3. Now, we return the array.

### Code in C++

``````// Count subarrays for every array element in which they are the minimum
#include <bits/stdc++.h>
using namespace std;

// Function to required count subarrays and to store the answer for every element
vector<int> countingSubarraysForElements(vector<int> arr, int n)
{
// for storing count of subarrays for every
vector<int> ans(n);

// for storing indexes of previous smaller element
// if there is no previous smaller element then
// we will store -1 in it's position
vector<int> previous_smaller(n, -1);

// for storing indexes of next smaller element
// if there is no next smaller element then
// we will store n in it's position
vector<int> next_smaller(n, n);

stack<int> st;
for (int i = n - 1; i >= 0; i--)
{
while (!st.empty() && arr[st.top()] >= arr[i])
st.pop();
if (!st.empty())
next_smaller[i] = st.top();

else
next_smaller[i] = n;
st.push(i);
}
while (!st.empty())
st.pop();

for (int i = 0; i < n; i++)
{
while (!st.empty() && arr[st.top()] >= arr[i])
st.pop();
if (!st.empty())
previous_smaller[i] = st.top();
else
previous_smaller[i] = -1;
st.push(i);
}

for (int i = 0; i < n; i++)
{
// Right boundary
int r = next_smaller[i] - i ;
// Left boundary
int l = i - previous_smaller[i];

// Storing the answer of every element
ans[i] = r * l;
}

return ans;
}

// Driver Code
int main()
{

int N = 5;

vector<int> arr = {1, 2, 3, 4, 5} ;

vector<int> ans = countingSubarraysForElements(arr, N);

int n = ans.size() - 1;
for (int i = 0; i < n; i++)
cout << ans[i] << " ";

cout << ans[n] << " ";

return 0;
}``````

``````Input: 1 2 3 4 5
Output: 5 4 3 2 1``````

### Complexity Analysis

Time Complexity: O(N)

Since we are finding the index of the previous smaller element and index of the next smaller element, they will take O(N) time, and after that, we are just using one loop to store the overall time complexity is O(N).

Space Complexity: O(N)

Since we use arrays to store the indexes of previous smaller elements and next smaller elements and store the answer, the overall space complexity is O(N).

Q1. What is the previous smaller element problem?

Ans: The name suggests, the previous smaller element is a problem in which we have to find the previous smaller element of the current element and store it in an array.

This problem is implemented using stack, and its optimized approach runs in the same time complexity and space complexity.

Q2. What is space complexity?

Ans: The space complexity of an algorithm is the overall space taken by algorithm w.r.t input size.

Q3. What is the process of solving such problems?

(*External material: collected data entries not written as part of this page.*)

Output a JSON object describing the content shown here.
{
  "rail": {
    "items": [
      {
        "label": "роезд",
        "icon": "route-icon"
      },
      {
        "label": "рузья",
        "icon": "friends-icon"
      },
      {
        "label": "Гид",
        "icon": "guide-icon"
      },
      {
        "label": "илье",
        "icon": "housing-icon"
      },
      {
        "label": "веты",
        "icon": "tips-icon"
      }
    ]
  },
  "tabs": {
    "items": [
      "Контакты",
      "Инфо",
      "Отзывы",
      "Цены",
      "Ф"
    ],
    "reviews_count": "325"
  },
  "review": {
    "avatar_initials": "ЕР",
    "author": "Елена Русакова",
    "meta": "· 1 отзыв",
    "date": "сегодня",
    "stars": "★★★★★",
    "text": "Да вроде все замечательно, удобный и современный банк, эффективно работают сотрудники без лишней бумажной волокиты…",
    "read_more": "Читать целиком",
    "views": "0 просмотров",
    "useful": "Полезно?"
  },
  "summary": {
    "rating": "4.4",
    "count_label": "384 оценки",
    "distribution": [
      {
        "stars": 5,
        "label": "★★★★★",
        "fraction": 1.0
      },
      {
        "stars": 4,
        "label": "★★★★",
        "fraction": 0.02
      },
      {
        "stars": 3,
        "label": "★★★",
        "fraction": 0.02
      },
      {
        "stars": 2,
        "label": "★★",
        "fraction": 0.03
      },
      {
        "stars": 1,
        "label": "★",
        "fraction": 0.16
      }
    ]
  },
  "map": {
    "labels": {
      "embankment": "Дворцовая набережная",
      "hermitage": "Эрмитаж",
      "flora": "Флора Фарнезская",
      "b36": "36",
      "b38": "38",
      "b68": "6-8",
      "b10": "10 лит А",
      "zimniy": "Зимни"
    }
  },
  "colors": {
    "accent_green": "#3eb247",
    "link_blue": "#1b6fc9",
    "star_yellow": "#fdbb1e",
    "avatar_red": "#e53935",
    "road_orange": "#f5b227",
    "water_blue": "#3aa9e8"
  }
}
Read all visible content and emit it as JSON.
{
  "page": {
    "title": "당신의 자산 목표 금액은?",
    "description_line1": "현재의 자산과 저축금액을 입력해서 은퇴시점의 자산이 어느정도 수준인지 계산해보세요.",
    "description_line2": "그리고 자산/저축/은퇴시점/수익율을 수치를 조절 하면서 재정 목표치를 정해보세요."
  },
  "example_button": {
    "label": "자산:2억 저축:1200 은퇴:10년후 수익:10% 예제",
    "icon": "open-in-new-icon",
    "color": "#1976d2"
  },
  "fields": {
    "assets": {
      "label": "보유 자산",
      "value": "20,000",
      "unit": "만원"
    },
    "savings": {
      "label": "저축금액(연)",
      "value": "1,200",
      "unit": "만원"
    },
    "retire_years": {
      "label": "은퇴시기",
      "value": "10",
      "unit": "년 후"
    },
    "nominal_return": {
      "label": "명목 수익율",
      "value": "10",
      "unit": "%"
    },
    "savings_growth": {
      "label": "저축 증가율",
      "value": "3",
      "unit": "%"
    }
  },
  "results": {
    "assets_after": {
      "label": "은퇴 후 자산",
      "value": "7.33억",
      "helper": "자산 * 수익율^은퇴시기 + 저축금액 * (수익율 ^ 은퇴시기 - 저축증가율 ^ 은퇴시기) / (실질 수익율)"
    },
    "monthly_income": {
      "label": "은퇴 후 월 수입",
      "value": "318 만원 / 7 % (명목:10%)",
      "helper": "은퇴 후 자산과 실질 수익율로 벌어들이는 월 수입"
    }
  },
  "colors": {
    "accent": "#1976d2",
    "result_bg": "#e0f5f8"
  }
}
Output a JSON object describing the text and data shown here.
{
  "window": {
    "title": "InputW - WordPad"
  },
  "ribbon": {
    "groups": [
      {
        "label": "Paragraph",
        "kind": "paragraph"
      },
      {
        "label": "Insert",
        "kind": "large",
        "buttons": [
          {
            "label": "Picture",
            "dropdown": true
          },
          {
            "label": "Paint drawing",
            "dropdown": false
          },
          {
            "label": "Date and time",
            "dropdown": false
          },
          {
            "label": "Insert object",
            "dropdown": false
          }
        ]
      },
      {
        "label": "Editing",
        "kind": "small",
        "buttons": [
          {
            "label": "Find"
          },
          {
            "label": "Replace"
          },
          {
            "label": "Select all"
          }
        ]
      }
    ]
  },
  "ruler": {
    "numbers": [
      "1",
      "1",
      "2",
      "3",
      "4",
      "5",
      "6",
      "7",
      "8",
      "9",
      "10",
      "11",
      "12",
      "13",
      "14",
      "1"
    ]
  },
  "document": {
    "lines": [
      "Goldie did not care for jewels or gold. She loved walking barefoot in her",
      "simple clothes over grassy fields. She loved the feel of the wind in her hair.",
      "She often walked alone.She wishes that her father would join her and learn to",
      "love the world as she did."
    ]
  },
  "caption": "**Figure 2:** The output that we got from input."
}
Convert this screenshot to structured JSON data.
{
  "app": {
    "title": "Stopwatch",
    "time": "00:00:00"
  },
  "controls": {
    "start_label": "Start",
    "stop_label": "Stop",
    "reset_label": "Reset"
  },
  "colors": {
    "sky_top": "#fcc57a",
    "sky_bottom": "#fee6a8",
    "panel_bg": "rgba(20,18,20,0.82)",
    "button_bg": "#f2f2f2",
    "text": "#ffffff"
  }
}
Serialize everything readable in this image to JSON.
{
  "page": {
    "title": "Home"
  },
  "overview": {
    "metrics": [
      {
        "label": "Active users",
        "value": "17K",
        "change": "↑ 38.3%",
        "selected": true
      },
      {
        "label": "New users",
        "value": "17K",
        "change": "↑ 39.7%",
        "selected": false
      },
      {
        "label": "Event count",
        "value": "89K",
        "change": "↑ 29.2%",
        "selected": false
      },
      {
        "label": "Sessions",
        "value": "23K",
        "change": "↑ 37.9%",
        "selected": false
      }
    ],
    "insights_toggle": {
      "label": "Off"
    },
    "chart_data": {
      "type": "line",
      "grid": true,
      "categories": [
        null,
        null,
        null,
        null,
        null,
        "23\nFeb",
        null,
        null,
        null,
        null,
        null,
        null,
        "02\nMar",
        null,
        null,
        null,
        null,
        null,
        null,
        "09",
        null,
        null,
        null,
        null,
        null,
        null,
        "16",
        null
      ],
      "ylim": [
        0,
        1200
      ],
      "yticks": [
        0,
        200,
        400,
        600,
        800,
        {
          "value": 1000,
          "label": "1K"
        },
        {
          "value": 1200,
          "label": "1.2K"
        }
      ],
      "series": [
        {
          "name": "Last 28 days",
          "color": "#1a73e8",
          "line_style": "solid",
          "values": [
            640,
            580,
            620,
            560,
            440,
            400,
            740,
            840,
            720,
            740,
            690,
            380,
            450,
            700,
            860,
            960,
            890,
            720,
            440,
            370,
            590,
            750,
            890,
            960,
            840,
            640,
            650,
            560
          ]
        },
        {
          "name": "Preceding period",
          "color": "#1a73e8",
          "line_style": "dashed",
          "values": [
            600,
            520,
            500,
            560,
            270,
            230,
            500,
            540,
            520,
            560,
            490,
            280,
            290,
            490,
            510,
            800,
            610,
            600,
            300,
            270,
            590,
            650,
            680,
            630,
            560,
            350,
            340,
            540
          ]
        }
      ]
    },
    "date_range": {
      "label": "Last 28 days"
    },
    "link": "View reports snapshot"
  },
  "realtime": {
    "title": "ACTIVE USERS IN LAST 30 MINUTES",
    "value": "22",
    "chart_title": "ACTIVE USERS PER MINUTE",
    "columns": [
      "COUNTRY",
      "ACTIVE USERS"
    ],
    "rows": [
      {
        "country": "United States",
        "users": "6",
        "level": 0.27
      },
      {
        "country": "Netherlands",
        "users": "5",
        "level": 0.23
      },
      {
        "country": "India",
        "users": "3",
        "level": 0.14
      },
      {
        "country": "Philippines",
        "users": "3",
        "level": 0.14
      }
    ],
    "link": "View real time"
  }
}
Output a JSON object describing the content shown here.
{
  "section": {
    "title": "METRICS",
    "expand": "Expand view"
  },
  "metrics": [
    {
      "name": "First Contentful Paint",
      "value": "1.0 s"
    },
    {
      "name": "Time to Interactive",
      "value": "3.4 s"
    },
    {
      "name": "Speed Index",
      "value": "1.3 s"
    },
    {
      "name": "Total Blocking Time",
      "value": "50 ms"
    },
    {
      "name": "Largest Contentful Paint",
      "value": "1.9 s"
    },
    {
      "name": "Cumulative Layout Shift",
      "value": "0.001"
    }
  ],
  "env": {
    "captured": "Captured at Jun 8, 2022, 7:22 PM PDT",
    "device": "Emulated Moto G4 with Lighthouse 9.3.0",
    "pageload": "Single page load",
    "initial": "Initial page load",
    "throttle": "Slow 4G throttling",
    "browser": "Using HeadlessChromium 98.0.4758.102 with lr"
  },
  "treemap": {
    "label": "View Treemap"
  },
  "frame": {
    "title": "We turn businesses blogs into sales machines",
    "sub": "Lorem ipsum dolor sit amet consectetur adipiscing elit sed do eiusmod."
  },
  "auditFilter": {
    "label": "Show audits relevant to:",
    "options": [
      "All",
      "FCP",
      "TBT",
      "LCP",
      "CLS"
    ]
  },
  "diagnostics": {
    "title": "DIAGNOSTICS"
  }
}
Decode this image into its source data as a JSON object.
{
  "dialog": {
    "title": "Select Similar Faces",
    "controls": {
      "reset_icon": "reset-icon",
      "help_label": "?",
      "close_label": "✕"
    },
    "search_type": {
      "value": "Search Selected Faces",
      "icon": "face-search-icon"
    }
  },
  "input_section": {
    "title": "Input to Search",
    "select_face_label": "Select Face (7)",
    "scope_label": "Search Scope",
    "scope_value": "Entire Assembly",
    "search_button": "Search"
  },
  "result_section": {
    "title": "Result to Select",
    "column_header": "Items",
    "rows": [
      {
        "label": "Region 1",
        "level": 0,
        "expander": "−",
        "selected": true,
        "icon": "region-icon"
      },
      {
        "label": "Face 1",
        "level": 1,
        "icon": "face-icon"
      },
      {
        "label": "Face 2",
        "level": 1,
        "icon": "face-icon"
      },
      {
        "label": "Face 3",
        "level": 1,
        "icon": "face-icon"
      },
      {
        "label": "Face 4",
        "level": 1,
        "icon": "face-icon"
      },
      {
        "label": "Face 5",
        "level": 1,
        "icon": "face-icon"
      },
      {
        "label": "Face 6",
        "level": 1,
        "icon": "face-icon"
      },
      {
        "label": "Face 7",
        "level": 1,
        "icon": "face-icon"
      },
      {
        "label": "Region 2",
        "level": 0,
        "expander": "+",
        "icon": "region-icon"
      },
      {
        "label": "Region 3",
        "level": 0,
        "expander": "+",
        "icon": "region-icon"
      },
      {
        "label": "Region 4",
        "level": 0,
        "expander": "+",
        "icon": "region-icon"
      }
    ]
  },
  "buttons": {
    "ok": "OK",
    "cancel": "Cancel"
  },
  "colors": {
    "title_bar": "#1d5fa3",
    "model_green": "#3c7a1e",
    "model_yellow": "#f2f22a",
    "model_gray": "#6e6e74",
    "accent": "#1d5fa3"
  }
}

Ans. To solve this type of problem, we first have to think of a brute force solution or a naive solution that is of the highest time and space complexity, and after that, we have to think about how we can optimize the solution and develop an intuition of better solution.

The order we should follow is:

Brute -> Better -> Optimal

## Key takeaways

In this article, we discussed the problem count subarrays for every array element in which they are the minimum. We have discussed three approaches of this problem: one being brute force solution, the second being better solution, and the third being the optimal solution.

We hope you gained some insight into this problem, and now it is your turn to practice this problem and code it out in your way.

Don’t Stop here; try more problems and gain some more expertise in DSA!

Until then, Keep Learning and Keep Coding.